I was on call and saw the patient that Saturday afternoon. After talking with him, I began to question the preliminary CT scan report. I asked an attending radiologist to go over the scan with me, and on careful review, a subtle dissection was noted. The heparin was stopped, and the patient underwent emergency aortic repair. The ER resident was stunned.
“What caused you to doubt the preliminary CT scan report?” he asked. “How did you know?”
“The scan result just didn’t fit,” I said.
Had I simply made a lucky guess? Perhaps. But after eliciting a history, examining the patient, and going over the other details, I formed a mental picture of the case that made me question the preliminary CT scan report.
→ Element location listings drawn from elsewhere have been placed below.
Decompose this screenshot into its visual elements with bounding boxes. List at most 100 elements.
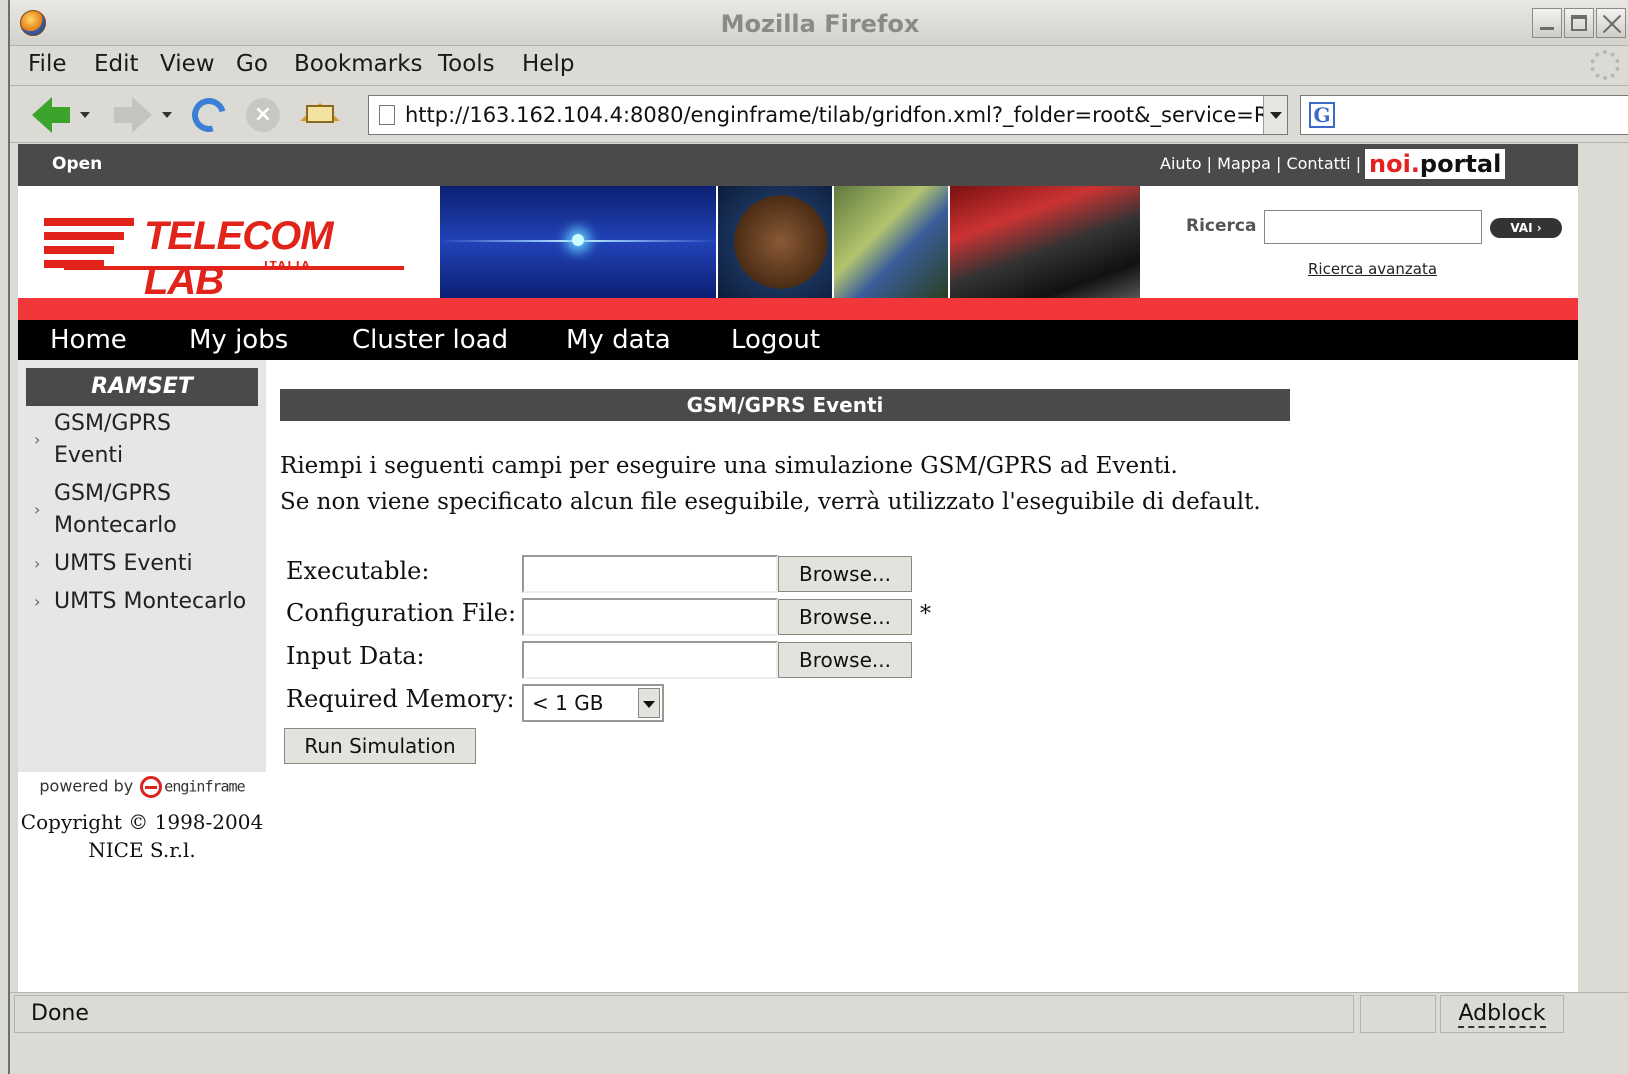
grid-glow [572, 234, 584, 246]
enginframe-logo-icon[interactable] [140, 776, 163, 798]
required-memory-value: < 1 GB [532, 691, 604, 715]
nav-cluster-load[interactable]: Cluster load [352, 325, 508, 355]
search-bar[interactable]: G [1300, 95, 1628, 135]
stop-button[interactable]: × [246, 95, 280, 135]
input-data-label: Input Data: [286, 642, 425, 670]
sidebar-item-gsm-gprs-eventi[interactable]: › GSM/GPRS Eventi [34, 408, 264, 472]
telecom-lab-logo[interactable]: TELECOM LAB ITALIA [44, 214, 404, 303]
noi-portal-logo[interactable]: noi.portal [1365, 149, 1506, 179]
top-strip: Open Aiuto | Mappa | Contatti | noi.port… [18, 144, 1578, 186]
back-arrow-icon [32, 97, 52, 133]
url-bar[interactable]: http://163.162.104.4:8080/enginframe/til… [368, 95, 1288, 135]
copyright-company: NICE S.r.l. [88, 838, 196, 862]
url-dropdown-button[interactable] [1263, 96, 1287, 134]
url-text[interactable]: http://163.162.104.4:8080/enginframe/til… [405, 103, 1263, 127]
red-divider [18, 298, 1578, 320]
advanced-search-link[interactable]: Ricerca avanzata [1308, 260, 1437, 278]
intro-text: Riempi i seguenti campi per eseguire una… [280, 448, 1261, 520]
menu-bookmarks[interactable]: Bookmarks [290, 51, 427, 77]
adblock-label: Adblock [1458, 1001, 1546, 1028]
powered-by-label: powered by [39, 776, 134, 796]
menu-view[interactable]: View [156, 51, 219, 77]
menu-help[interactable]: Help [518, 51, 578, 77]
forward-arrow-icon [132, 97, 152, 133]
chevron-right-icon: › [34, 500, 41, 519]
sidebar-item-label: GSM/GPRS [54, 411, 171, 436]
stop-icon: × [246, 98, 280, 132]
site-search-input[interactable] [1264, 210, 1482, 244]
menu-go[interactable]: Go [232, 51, 272, 77]
chevron-right-icon: › [34, 554, 41, 573]
logo-stripe-1 [44, 218, 134, 226]
maximize-button[interactable] [1564, 8, 1594, 38]
configuration-browse-button[interactable]: Browse... [778, 599, 912, 635]
status-cell [1360, 995, 1436, 1033]
input-data-browse-button[interactable]: Browse... [778, 642, 912, 678]
search-go-button[interactable]: VAI › [1490, 218, 1562, 238]
sidebar-item-umts-eventi[interactable]: › UMTS Eventi [34, 548, 264, 580]
menu-tools[interactable]: Tools [434, 51, 499, 77]
run-simulation-button[interactable]: Run Simulation [284, 728, 476, 764]
forward-dropdown-icon[interactable] [162, 112, 172, 118]
logo-brand: TELECOM LAB [144, 214, 334, 303]
intro-line: Riempi i seguenti campi per eseguire una… [280, 453, 1178, 479]
sidebar-item-label: Montecarlo [54, 513, 177, 538]
menu-edit[interactable]: Edit [90, 51, 143, 77]
configuration-file-field[interactable] [522, 598, 778, 636]
portal-text: portal [1419, 150, 1502, 178]
banner-images [440, 186, 1140, 298]
executable-label: Executable: [286, 557, 430, 585]
close-button[interactable] [1596, 8, 1626, 38]
sidebar-item-label: Eventi [54, 443, 124, 468]
enginframe-logo-text[interactable]: enginframe [164, 778, 245, 796]
home-button[interactable] [300, 95, 340, 135]
menu-file[interactable]: File [24, 51, 71, 77]
executable-browse-button[interactable]: Browse... [778, 556, 912, 592]
copyright: Copyright © 1998-2004 NICE S.r.l. [18, 808, 266, 864]
forward-button[interactable] [114, 95, 172, 135]
logo-stripe-2 [44, 232, 124, 240]
logo-sub: ITALIA [264, 260, 312, 271]
sidebar-item-gsm-gprs-montecarlo[interactable]: › GSM/GPRS Montecarlo [34, 478, 264, 542]
menu-bar: File Edit View Go Bookmarks Tools Help [10, 46, 1628, 86]
home-base [306, 105, 334, 123]
nav-my-jobs[interactable]: My jobs [189, 325, 288, 355]
chevron-right-icon: › [34, 592, 41, 611]
back-arrow-tail [52, 107, 70, 123]
input-data-field[interactable] [522, 641, 778, 679]
status-bar: Done Adblock [10, 992, 1628, 1074]
nav-my-data[interactable]: My data [566, 325, 671, 355]
sidebar-title: RAMSET [26, 368, 258, 406]
throbber-icon [1590, 50, 1620, 80]
google-search-icon[interactable]: G [1309, 102, 1335, 128]
minimize-button[interactable] [1532, 8, 1562, 38]
window-title: Mozilla Firefox [720, 10, 920, 38]
open-label[interactable]: Open [52, 154, 102, 174]
sidebar-item-label: GSM/GPRS [54, 481, 171, 506]
sidebar-item-label: UMTS Eventi [54, 551, 193, 576]
reload-button[interactable] [185, 91, 233, 139]
browser-window: Mozilla Firefox File Edit View Go Bookma… [8, 0, 1628, 1074]
title-bar: Mozilla Firefox [10, 0, 1628, 46]
required-memory-select[interactable]: < 1 GB [522, 684, 664, 722]
adblock-button[interactable]: Adblock [1440, 995, 1564, 1033]
banner-image-grid [440, 186, 716, 298]
required-mark: * [920, 602, 931, 627]
status-text: Done [14, 995, 1354, 1033]
top-links[interactable]: Aiuto | Mappa | Contatti | [1160, 154, 1361, 173]
back-dropdown-icon[interactable] [80, 112, 90, 118]
nav-home[interactable]: Home [50, 325, 127, 355]
back-button[interactable] [32, 95, 90, 135]
nav-logout[interactable]: Logout [731, 325, 820, 355]
page-content: Open Aiuto | Mappa | Contatti | noi.port… [18, 144, 1578, 992]
intro-line: Se non viene specificato alcun file eseg… [280, 489, 1261, 515]
page-icon [379, 105, 395, 125]
executable-field[interactable] [522, 555, 778, 593]
banner-image-operator [718, 186, 832, 298]
sidebar-item-umts-montecarlo[interactable]: › UMTS Montecarlo [34, 586, 264, 618]
section-title: GSM/GPRS Eventi [280, 389, 1290, 421]
site-navigation: Home My jobs Cluster load My data Logout [18, 320, 1578, 360]
sidebar-item-label: UMTS Montecarlo [54, 589, 247, 614]
select-arrow-icon[interactable] [638, 688, 660, 718]
sidebar: RAMSET › GSM/GPRS Eventi › GSM/GPRS Mont… [18, 360, 266, 772]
How do experienced doctors “see” a diagnosis and start to solve a diagnostic problem? How do we begin to generate the “early hypotheses” that I discussed in my previous post? The answer, in my view, lies in pattern recognition.
The Way We Detect Patterns
During the first two years of medical school, we learn about causal reasoning — how basic biologic defects manifest in disease. Unfortunately, patients don’t come to us with an orderly textbook description of a condition. They present with signs and symptoms, forcing us to work backward in seeking a diagnosis. The philosopher Charles S. Peirce described this abductive reasoning as “regressing from a consequent to a hypothetical antecedent.” To begin to work backward, we have to recognize a pattern. The pattern may not be clear initially, or it may lack some key parts — but eventually one does emerge, and it starts us on the path of diagnostic evaluation.
Pattern recognition reinforces two traditional methods in medical practice: the use of narrative and the differential diagnosis. Kathryn Montgomery discusses the use of narrative in her book How Doctors Think. While in training, we physicians present cases repeatedly, practicing the art of developing stories that have meaning. The narratives are detailed, chronological, and structured by events. As we develop a narrative, we set ourselves up to detect patterns.
Judith Bowen has discussed how we transform the details of a patient’s case into a mental abstraction called a “problem representation” (N Engl J Med 2006; 355:2217). I like to think of this transformative step as being similar to solving an algebraic equation — sorting, factoring, canceling, and simplifying. The process starts with active listening, and it requires attentiveness and cognitive energy. We then compare the problem representation with “illness scripts” that are stored in our memory from past clinical decision-making experiences. When we find a match, we have a hypothesis or plausible conjecture that we test (usually against imaging or blood-test results) to work toward a final diagnosis.
But this process has its pitfalls. One is called post hoc, ergo propter hoc — a Latin phrase that describes the faulty assumption that temporal sequence implies causation. Another trap is confirmation bias, or selective use of facts to conform to a desired story. A third trap is anchoring, or placing too much weight on a particular aspect of a story. As we draw inferences from a particular case to arrive at a general principle or conclusion (i.e., as we reason abductively), we must of course avoid hasty generalizations or overgeneralizations. That’s where our training in differential diagnosis comes into play — it helps us entertain alternative diagnoses so that we don’t leap to erroneous conclusions.
Reflecting on how we think, how we generate hypotheses, and how we test them makes us more mindful about the art of arriving at a final diagnosis. In this era of imaging and biomarkers, do we need these diagnostic reasoning skills as much as we once did? To what extent has the art of diagnostic reasoning changed because of our new tools and tests?